The geology and the character of the lodes and placers resemble those of the adjacent Elk City district (p. 55) except that the lodes do not appear to belong to such a compact vein system and have not been proved to have the consistent relation to regional stretching exhibited by the veins of Elk City.

Warren District

Commodity: gold

This district is about 50 miles by highway from McCall, the terminus of a branch of the Union Pacific Railroad. Placer deposits here were discovered in 1862 and lode mining began in 1866. The total production of this and the neighboring Marshall Lake district was estimated by Lindgren in 1897 to be in excess of $15,000,000 of which about $2,000,000 was from lodes. Since then, about $500,000 has been produced, nearly half of which probably came from placers. Interest in the placers has recently been renewed by the installation of dredges in the Warren meadows.

Most of the district is underlain by the Idaho batholith. Although 250 veins had been recorded in the district as early as 1871, few have ever been much developed and much of the production has come from the Little Giant and Rescue mines.

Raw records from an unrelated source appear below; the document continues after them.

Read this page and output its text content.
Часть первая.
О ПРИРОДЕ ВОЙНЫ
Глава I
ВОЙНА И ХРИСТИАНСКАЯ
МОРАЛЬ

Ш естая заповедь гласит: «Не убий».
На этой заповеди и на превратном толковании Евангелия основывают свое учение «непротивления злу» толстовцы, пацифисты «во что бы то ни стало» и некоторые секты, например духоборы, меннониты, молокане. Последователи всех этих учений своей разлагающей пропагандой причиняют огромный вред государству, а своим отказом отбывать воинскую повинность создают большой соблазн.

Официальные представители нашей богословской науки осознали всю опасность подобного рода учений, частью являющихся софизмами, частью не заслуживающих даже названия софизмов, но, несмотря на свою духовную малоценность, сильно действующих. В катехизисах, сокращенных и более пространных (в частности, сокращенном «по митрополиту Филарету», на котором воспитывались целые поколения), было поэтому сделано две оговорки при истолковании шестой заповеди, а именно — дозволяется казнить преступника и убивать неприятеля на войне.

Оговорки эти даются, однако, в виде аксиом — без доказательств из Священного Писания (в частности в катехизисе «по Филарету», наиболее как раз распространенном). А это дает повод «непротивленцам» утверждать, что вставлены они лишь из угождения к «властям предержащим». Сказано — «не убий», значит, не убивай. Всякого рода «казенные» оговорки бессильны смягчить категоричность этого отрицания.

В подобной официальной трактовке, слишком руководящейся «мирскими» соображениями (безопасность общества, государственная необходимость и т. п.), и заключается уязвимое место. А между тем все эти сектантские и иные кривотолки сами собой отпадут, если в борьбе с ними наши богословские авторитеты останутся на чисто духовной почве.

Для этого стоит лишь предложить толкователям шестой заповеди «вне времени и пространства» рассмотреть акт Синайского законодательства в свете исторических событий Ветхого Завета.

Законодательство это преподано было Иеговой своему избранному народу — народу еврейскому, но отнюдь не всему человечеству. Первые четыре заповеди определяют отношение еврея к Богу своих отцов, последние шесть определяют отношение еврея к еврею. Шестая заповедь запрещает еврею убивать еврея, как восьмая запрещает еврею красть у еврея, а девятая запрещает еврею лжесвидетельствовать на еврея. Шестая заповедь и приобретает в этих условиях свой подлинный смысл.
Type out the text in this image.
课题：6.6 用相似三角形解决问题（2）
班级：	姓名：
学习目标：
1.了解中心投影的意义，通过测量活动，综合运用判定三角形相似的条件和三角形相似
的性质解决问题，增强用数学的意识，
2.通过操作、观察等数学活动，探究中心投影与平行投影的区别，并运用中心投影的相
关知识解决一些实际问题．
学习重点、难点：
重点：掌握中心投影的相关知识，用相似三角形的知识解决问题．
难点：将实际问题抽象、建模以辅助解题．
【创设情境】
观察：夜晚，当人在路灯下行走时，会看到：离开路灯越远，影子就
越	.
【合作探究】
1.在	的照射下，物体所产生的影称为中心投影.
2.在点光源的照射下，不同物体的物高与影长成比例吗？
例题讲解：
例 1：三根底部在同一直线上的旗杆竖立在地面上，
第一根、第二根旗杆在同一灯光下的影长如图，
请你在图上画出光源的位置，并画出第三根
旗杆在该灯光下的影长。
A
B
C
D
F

The lodes are mostly narrow bodies of quartz within wider zones of shearing and alteration. In some places, such as the lower Little Giant workings, a number of parallel lodes are close together. Locally rich ore occurs on sets of complimentary joints called floors. The metallic minerals include gold, pyrite, tetrahedrite, sphalerite, galena, arsenopyrite, and locally scheelite, stibnite, and ruby silver, and in the aggregate rarely exceed 2-1/2 per cent of the vein matter. Much of the ore contains nearly an ounce and a half of gold to the ton and much of that mined in the early days ran over 5 ounces to the ton. Oxidation is everywhere slight. Locally post-mineral faulting is conspicuous but displacements are generally small.

Most of the placer deposits are in the Warren and Secesh meadows; broad,flat expanses of gravel and sand surrounded by hills. Locally the width of the meadows exceeds 2 miles.